The outside leg kick has not disappeared. Fighters still use it against opponents who lift the calf early to defend the low kick, which exposes the upper thigh. Edson Barboza, Jose Aldo, Pedro Rizzo, and Alex Pereira are among the names most associated with the strike across UFC history.
Frequently Asked Questions
Are outside leg kicks legal in MMA?
Yes. Outside leg kicks are legal under every major MMA rule set, and they appear under various names in Muay Thai and most international kickboxing formats. American full-contact kickboxing is the main exception.
What does an outside leg kick do to the body?
It damages the quadriceps muscle through repeated impact. The result is bruising and swelling of the outer thigh, loss of stability when bearing weight, and a reduced ability to push off the leg for movement or strikes. Severe accumulation can require hospital treatment and weeks of recovery.
Can a fight be ended with outside leg kicks alone?
Yes, though it is uncommon. Several UFC fighters have won bouts by stoppage from accumulated leg-kick damage, with the opponent unable to continue standing on the affected leg.
Is the outside leg kick a Muay Thai technique?
The kick exists in both Muay Thai and MMA. The mechanics are the same: pivot and hip rotation drive the shin into the target. The application differs because of stance. Muay Thai fighters stand more upright and check kicks more easily, while MMA fighters use a wider stance that puts more weight on the lead leg and makes checking harder.
What is the difference between an outside leg kick and a roundhouse kick?
A roundhouse is any kick thrown in a circular arc with the shin or foot. It’s a category, not a single technique.
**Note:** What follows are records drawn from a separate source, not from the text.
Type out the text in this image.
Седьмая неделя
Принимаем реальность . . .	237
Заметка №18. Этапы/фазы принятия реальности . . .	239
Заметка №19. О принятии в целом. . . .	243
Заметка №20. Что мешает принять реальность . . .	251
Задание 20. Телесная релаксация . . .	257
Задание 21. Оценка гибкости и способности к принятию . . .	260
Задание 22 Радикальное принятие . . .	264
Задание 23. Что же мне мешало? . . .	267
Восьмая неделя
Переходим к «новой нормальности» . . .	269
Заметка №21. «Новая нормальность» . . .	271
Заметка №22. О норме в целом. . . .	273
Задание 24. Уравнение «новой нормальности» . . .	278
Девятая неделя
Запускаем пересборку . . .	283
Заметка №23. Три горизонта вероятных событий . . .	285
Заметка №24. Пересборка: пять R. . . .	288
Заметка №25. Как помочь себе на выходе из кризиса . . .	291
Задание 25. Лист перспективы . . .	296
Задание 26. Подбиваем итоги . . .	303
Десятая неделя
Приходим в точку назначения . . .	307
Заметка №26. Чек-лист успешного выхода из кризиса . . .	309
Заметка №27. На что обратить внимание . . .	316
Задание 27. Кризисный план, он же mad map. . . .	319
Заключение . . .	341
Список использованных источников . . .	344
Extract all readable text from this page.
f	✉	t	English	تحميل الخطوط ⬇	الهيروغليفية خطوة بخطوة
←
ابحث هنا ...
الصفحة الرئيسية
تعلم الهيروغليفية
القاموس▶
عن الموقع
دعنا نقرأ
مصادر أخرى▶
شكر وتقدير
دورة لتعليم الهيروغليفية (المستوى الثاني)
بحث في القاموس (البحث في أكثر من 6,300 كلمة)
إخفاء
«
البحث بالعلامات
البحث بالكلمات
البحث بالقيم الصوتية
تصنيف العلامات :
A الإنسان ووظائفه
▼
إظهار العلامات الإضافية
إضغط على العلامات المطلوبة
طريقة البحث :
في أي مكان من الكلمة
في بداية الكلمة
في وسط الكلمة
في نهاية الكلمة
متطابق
The outside leg kick is one specific roundhouse, aimed low at the outer thigh, while other roundhouse kicks target the body or the head, depending on the height of the strike.
Sources
- Wikipedia. “Low kick.”
- Sweet Science of Fighting. “How To Throw A Leg Kick.”
- Strictly Fighters. “What Are Leg Kicks & Why Do They Hurt So Much?”
- ESPN. “Morphine and misery: The aftermath of Barboza’s and Gaethje’s leg kicks.”
- UFC.com. “Edson Barboza’s Greatest Hits.”
- The Sportster. “13 Best Leg Kickers The UFC Has Ever Seen.”
- Evolve MMA. “The Beginner’s Guide To Leg Kicks In MMA.”